Altrettanto pesanti furono - e restano tutt’ora - gli effetti dell’attacco sull’immaginario collettivo. Una recente ricerca del think tank Pew Research (Two Decades Later, the Enduring Legacy of 9/11) conferma come ancora nel 2016 tre quarti degli americani indicassero l’11 settembre come uno dei dieci eventi che hanno avuto il maggior impatto sulla storia degli Stati Uniti. Una ferita ancora aperta in tutti, sottolinea l’analisi di Pew Research, senza distinzioni di età, genere e tendenze politiche.
Infine buona parte dei commentatori continua a elogiare la velocità e la determinazione con cui vent’anni fa la Federal Reserve riuscì a evitare una crisi di panico sui mercati. Ma alcuni puntano l’indice su come dopo l’11 settembre la banca centrale statunitense abbia accelerato una politica di «denaro facile» che nel medio periodo avrebbe portato a pericolose bolle immobiliari. Eccessi sui quali si innescò il fenomeno dei famigerati mutui subprime, dando vita a una crisi senza precedenti: quella del 2008, che ha cambiato per sempre l’economia e la finanza mondiali.

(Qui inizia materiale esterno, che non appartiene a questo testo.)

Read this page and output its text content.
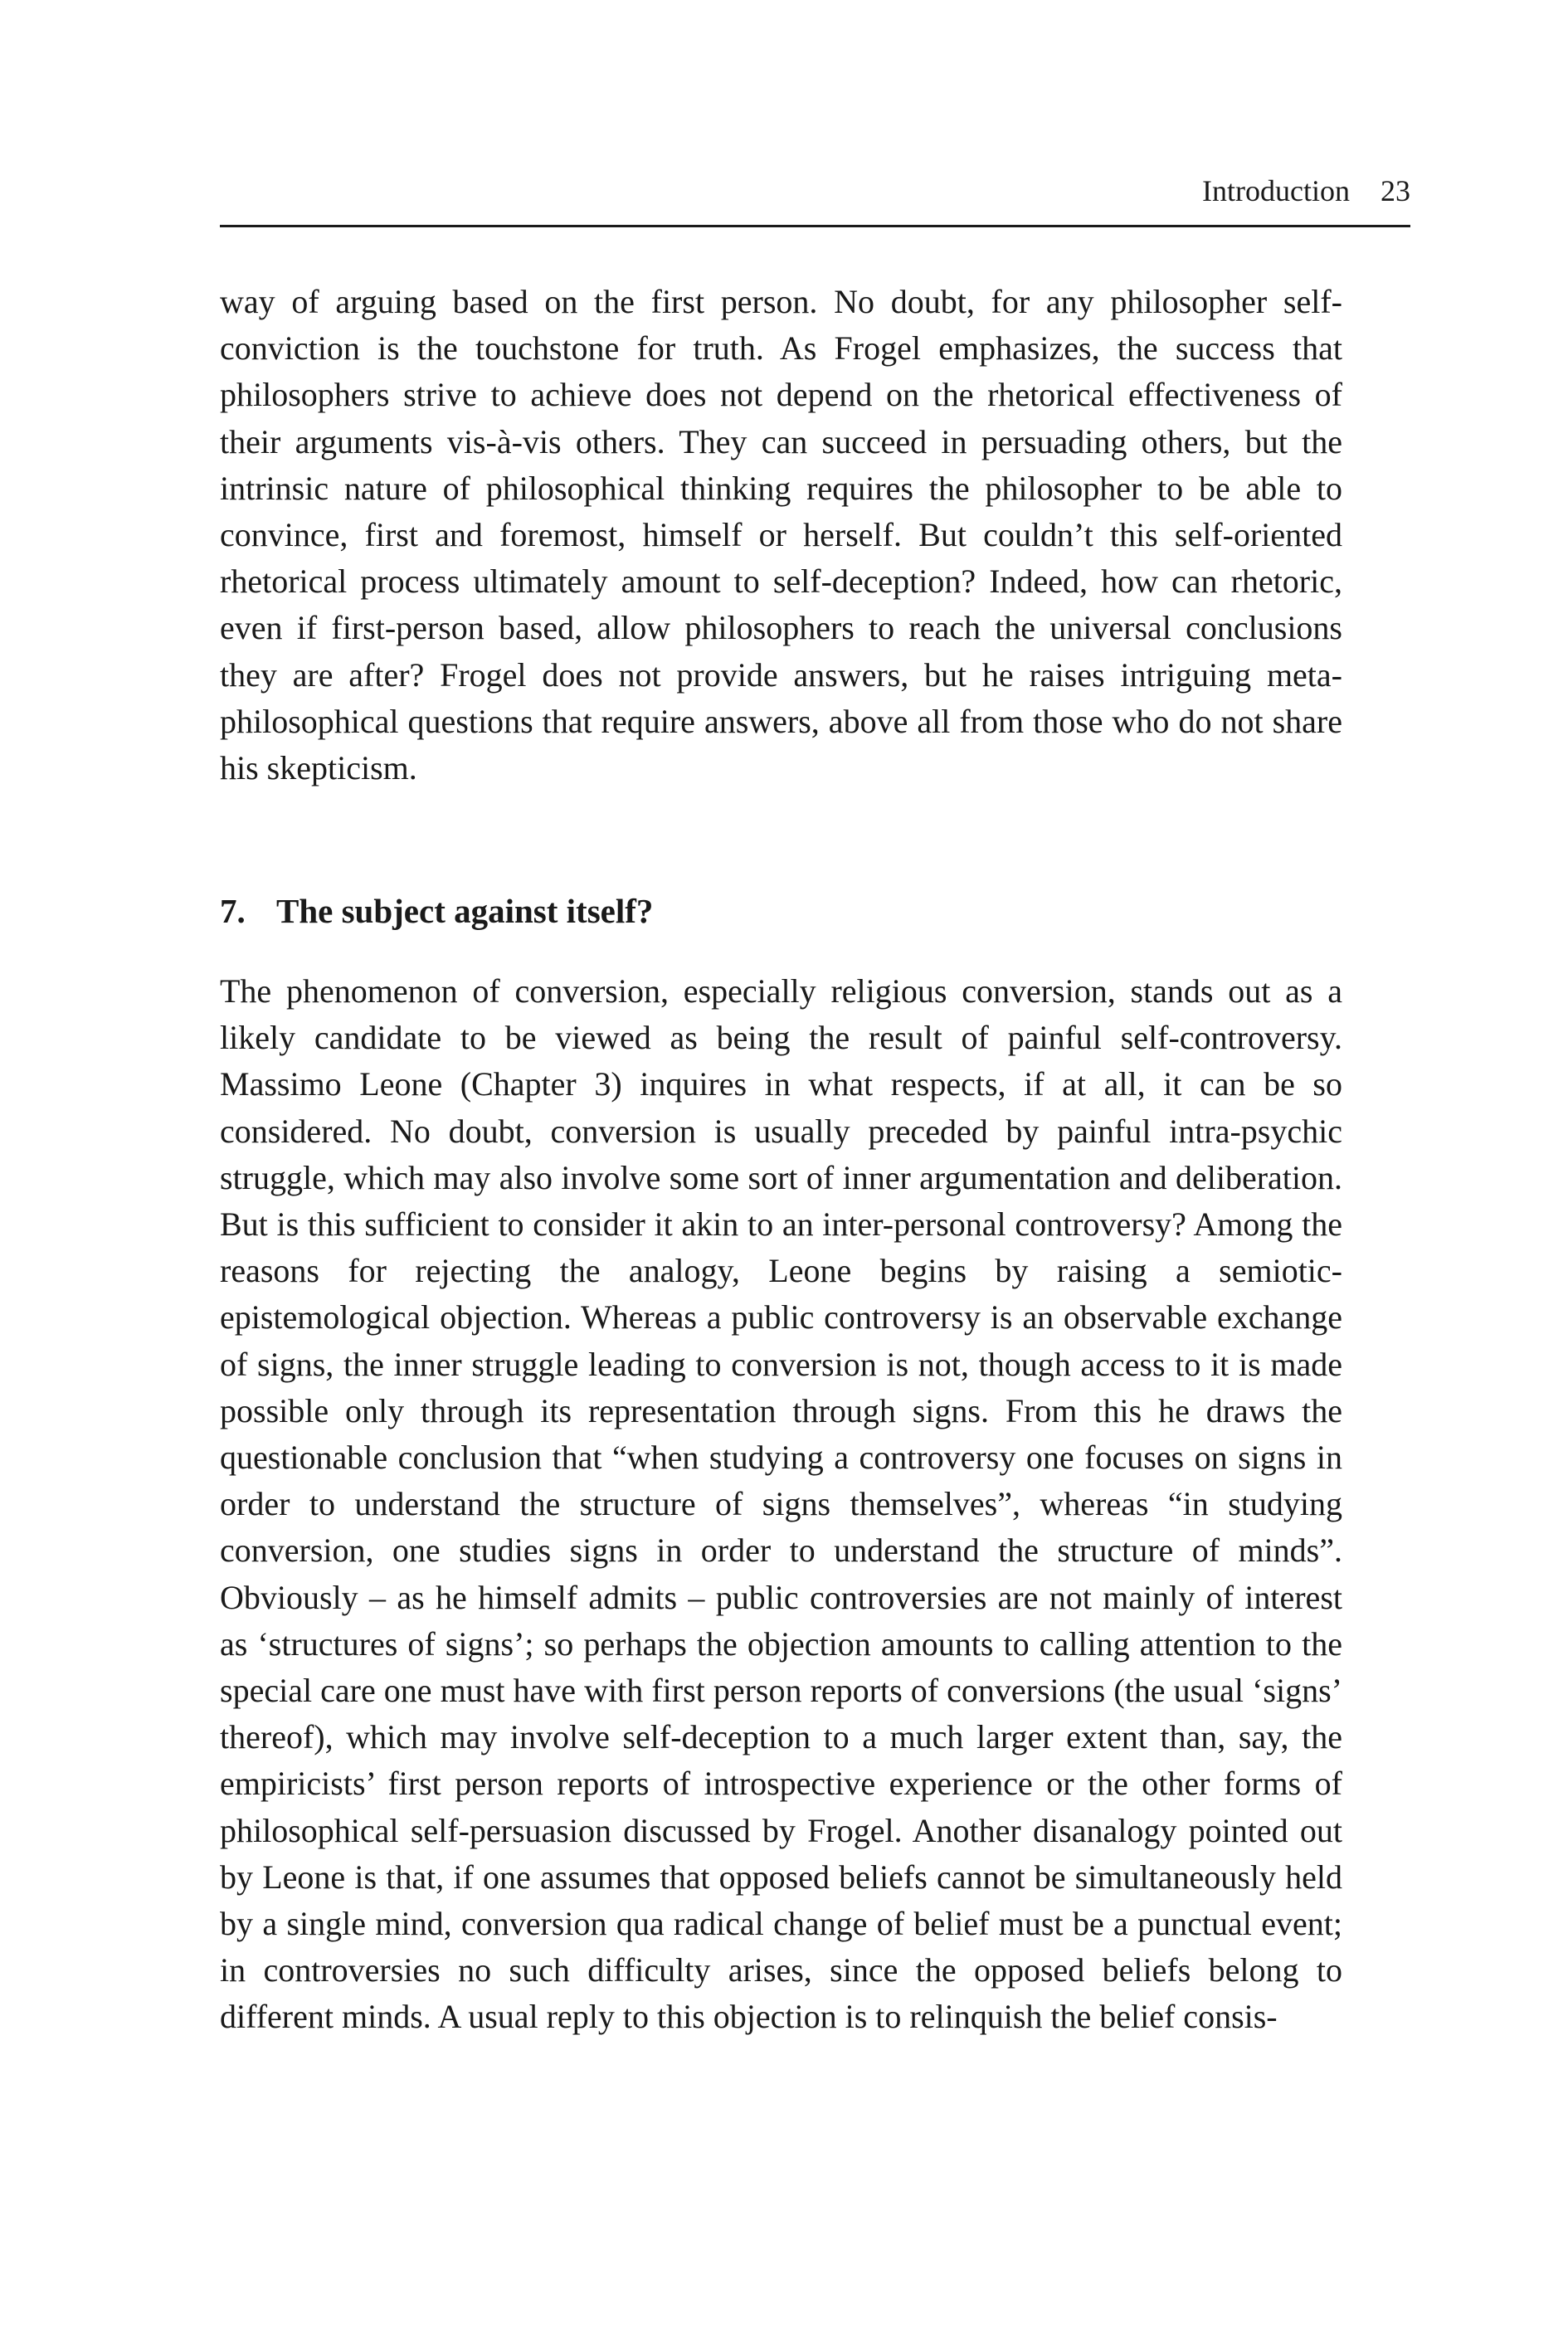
Introduction 23

way of arguing based on the first person. No doubt, for any philosopher self-conviction is the touchstone for truth. As Frogel emphasizes, the success that philosophers strive to achieve does not depend on the rhetorical effectiveness of their arguments vis-à-vis others. They can succeed in persuading others, but the intrinsic nature of philosophical thinking requires the philosopher to be able to convince, first and foremost, himself or herself. But couldn’t this self-oriented rhetorical process ultimately amount to self-deception? Indeed, how can rhetoric, even if first-person based, allow philosophers to reach the universal conclusions they are after? Frogel does not provide answers, but he raises intriguing meta-philosophical questions that require answers, above all from those who do not share his skepticism.

7. The subject against itself?

The phenomenon of conversion, especially religious conversion, stands out as a likely candidate to be viewed as being the result of painful self-controversy. Massimo Leone (Chapter 3) inquires in what respects, if at all, it can be so considered. No doubt, conversion is usually preceded by painful intra-psychic struggle, which may also involve some sort of inner argumentation and deliberation. But is this sufficient to consider it akin to an inter-personal controversy? Among the reasons for rejecting the analogy, Leone begins by raising a semiotic-epistemological objection. Whereas a public controversy is an observable exchange of signs, the inner struggle leading to conversion is not, though access to it is made possible only through its representation through signs. From this he draws the questionable conclusion that “when studying a controversy one focuses on signs in order to understand the structure of signs themselves”, whereas “in studying conversion, one studies signs in order to understand the structure of minds”. Obviously – as he himself admits – public controversies are not mainly of interest as ‘structures of signs’; so perhaps the objection amounts to calling attention to the special care one must have with first person reports of conversions (the usual ‘signs’ thereof), which may involve self-deception to a much larger extent than, say, the empiricists’ first person reports of introspective experience or the other forms of philosophical self-persuasion discussed by Frogel. Another disanalogy pointed out by Leone is that, if one assumes that opposed beliefs cannot be simultaneously held by a single mind, conversion qua radical change of belief must be a punctual event; in controversies no such difficulty arises, since the opposed beliefs belong to different minds. A usual reply to this objection is to relinquish the belief consis-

I contraccolpi per le società svizzere
Assieme a Lloyd’s, Berkshire Hathaway, Munich Re e tanti altri, dopo l’11 settembre anche il colosso elvetico delle riassicurazioni Swiss Re finì con i conti in rosso per gli indennizzi miliardari legati alla tragedia. Le coperture per gli attacchi costarono al settore oltre 40 miliardi di dollari. L’11 settembre contribuì anche a dare il colpo di grazia a Swissair, rimasta a terra dal 2 ottobre 2001 e poi fallita: oltre al crollo del traffico aereo, i problemi di liquidità della compagnia furono aggravati dalle svalutazioni di asset del gruppo sani e finanziariamente appetibili, come l’azienda di catering Gate Gourmet e il duty-free Nuance.